Fix links in README and update model references in SHARED.md; clean up imports in utils_infer.py

sarpba · sarpba · commit e9e5b970c1d8 · 2025-04-05T13:19:18.000+02:00
diff --git a/src/f5_tts/infer/README.md b/src/f5_tts/infer/README.md
@@ -24,7 +24,7 @@ Currently supported features:
 - Basic TTS with Chunk Inference
 - Multi-Style / Multi-Speaker Generation
 - Voice Chat powered by Qwen2.5-3B-Instruct
-- [Custom inference with more language support](src/f5_tts/infer/SHARED.md)

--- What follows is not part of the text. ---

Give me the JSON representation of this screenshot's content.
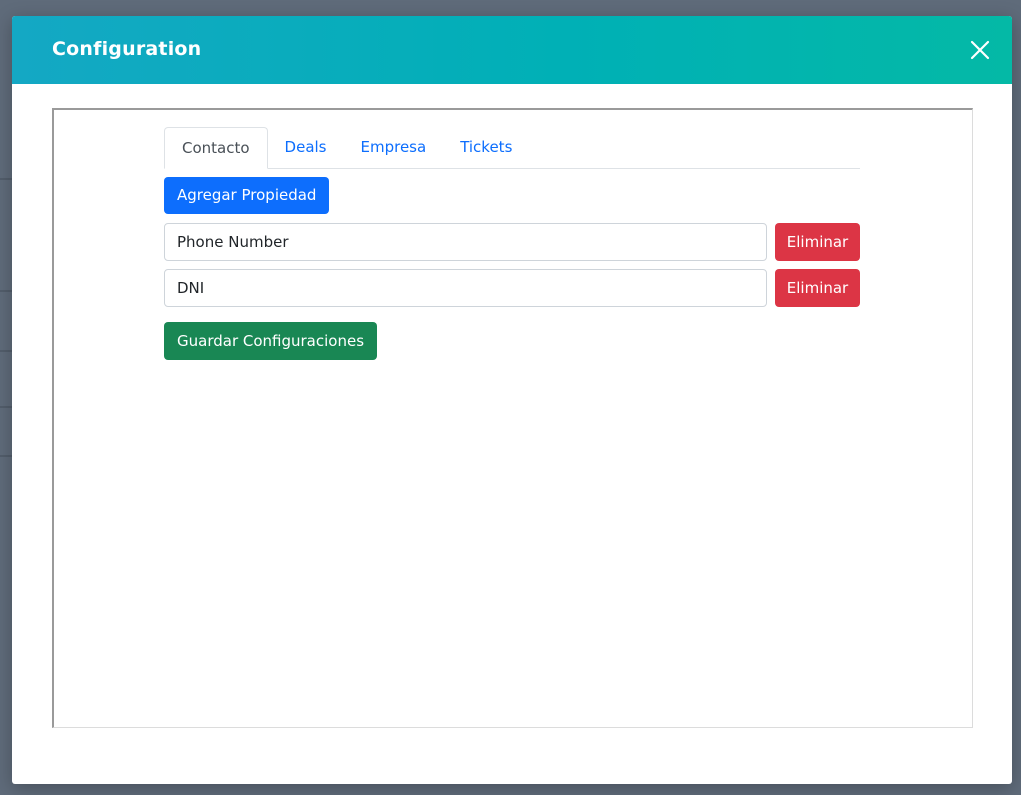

+- [Custom inference with more language support](SHARED.md)
 
 The cli command `f5-tts_infer-gradio` equals to `python src/f5_tts/infer/infer_gradio.py`, which launches a Gradio APP (web interface) for inference.
 
diff --git a/src/f5_tts/infer/SHARED.md b/src/f5_tts/infer/SHARED.md
@@ -137,11 +137,11 @@ Config: {"dim": 1024, "depth": 22, "heads": 16, "ff_mult": 2, "text_dim": 512, "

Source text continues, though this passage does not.